Discovering the right time and the right place

If manufacturing is organized chaos, then the warehouse is where that organization lives – or where the chaos lives. The process of making things works only if you have someplace to receive the raw materials, and then someplace to send the finished goods. The ingress and egress of materials through a plant is critical to the process itself, and it is that process that brought plant manage...

By Bob Vavra, Editor February 1, 2007

If manufacturing is organized chaos, then the warehouse is where that organization lives — or where the chaos lives.

The process of making things works only if you have someplace to receive the raw materials, and then someplace to send the finished goods. The ingress and egress of materials through a plant is critical to the process itself, and it is that process that brought plant managers to Chicago last month for the annual ProMat show, sponsored by the Material Handing Industry of America.

A lot of the talk at ProMat centered on this idea of making strategic decisions about how materials flow from an incoming truck to the plant floor to an outgoing truck. The idea of Just-In-Time manufacturing makes tracking materials at every step of the manufacturing process critical to productivity.

While much of the discussion looks at warehousing and logistics for finished goods, a good bit of attention is being paid to how those goods get finished. In Lean manufacturing, not only is the assembly process studied to get the maximum benefit for every piece used, but every piece must be in place exactly when it is needed. Lean is about eliminating waste, and that must be a focus for every manufacturer.

When you look at our Top Plant winners this year, you find different products, but common ways of producing them. The success of manufacturers such as Toyota, Square D and BMW is found not just in making things well, but studying new systems and ideas to make things better. Every step in the material handling process is a critical part of that success, and part of what we will honor at our Manufacturing Summit April 2 and April 3 in Chicago.

There is a further convergence of thinking about matching the hardware — in this case, the trucks, lifts, conveyors and hoists needed to move materials throughout the plant — and the software that tracks how much is being used how fast and where any item is in the manufacturing process.

When you see fork lifts outfitted with RFID readers; when you observe automatic picking systems; and when you watch conveyors with barcode readers whipping packages from one line to the next, you understand that it’s not enough simply to have materials moving through the process. It’s about having everything in the right place at the right time.

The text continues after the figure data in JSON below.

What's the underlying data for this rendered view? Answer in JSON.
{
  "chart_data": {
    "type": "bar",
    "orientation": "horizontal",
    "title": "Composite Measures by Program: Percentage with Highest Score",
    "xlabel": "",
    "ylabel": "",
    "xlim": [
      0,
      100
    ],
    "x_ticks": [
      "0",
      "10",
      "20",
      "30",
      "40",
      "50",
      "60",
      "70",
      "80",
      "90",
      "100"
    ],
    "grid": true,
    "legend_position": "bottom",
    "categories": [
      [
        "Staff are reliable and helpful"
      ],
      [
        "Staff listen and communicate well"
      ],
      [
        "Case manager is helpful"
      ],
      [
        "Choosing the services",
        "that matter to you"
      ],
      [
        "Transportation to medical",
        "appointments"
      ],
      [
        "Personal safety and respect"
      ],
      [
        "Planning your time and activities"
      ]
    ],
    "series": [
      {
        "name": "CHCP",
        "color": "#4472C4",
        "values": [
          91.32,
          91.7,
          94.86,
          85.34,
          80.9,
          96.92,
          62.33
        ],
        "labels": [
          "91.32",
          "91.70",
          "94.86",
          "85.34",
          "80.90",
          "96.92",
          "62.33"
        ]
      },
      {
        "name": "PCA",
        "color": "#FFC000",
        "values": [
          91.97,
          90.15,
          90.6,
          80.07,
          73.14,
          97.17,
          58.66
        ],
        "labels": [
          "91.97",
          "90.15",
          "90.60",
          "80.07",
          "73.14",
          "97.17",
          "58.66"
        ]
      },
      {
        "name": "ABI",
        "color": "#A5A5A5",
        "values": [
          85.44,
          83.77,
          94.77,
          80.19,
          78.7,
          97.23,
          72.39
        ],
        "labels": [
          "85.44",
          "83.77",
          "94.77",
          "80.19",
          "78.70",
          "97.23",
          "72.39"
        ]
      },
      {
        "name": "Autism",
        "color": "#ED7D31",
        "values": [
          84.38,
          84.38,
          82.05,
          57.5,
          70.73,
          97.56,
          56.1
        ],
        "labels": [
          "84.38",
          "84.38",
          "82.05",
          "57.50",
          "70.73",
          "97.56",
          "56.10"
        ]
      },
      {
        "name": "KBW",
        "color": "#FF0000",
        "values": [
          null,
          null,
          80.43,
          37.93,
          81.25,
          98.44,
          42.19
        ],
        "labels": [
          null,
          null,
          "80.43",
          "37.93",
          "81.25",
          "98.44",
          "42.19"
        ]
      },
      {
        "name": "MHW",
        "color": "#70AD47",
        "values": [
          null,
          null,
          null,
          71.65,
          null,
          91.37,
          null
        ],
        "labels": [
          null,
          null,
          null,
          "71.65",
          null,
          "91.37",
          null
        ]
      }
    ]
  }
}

Time is every manufacturer’s biggest enemy. Too fast and we risk quality and safety; too slow and we lose productivity and our competitive edge. Finding the right balance is a constant challenge. It’s why the plant manager’s experience is so valued (look at January’s Salary Survey for an object lesson on how that is changing for the better.)

The essence of material handling, as we discuss this month, is finding that right place and that right time. The right time and right place to study this issue in your own facility is here and now.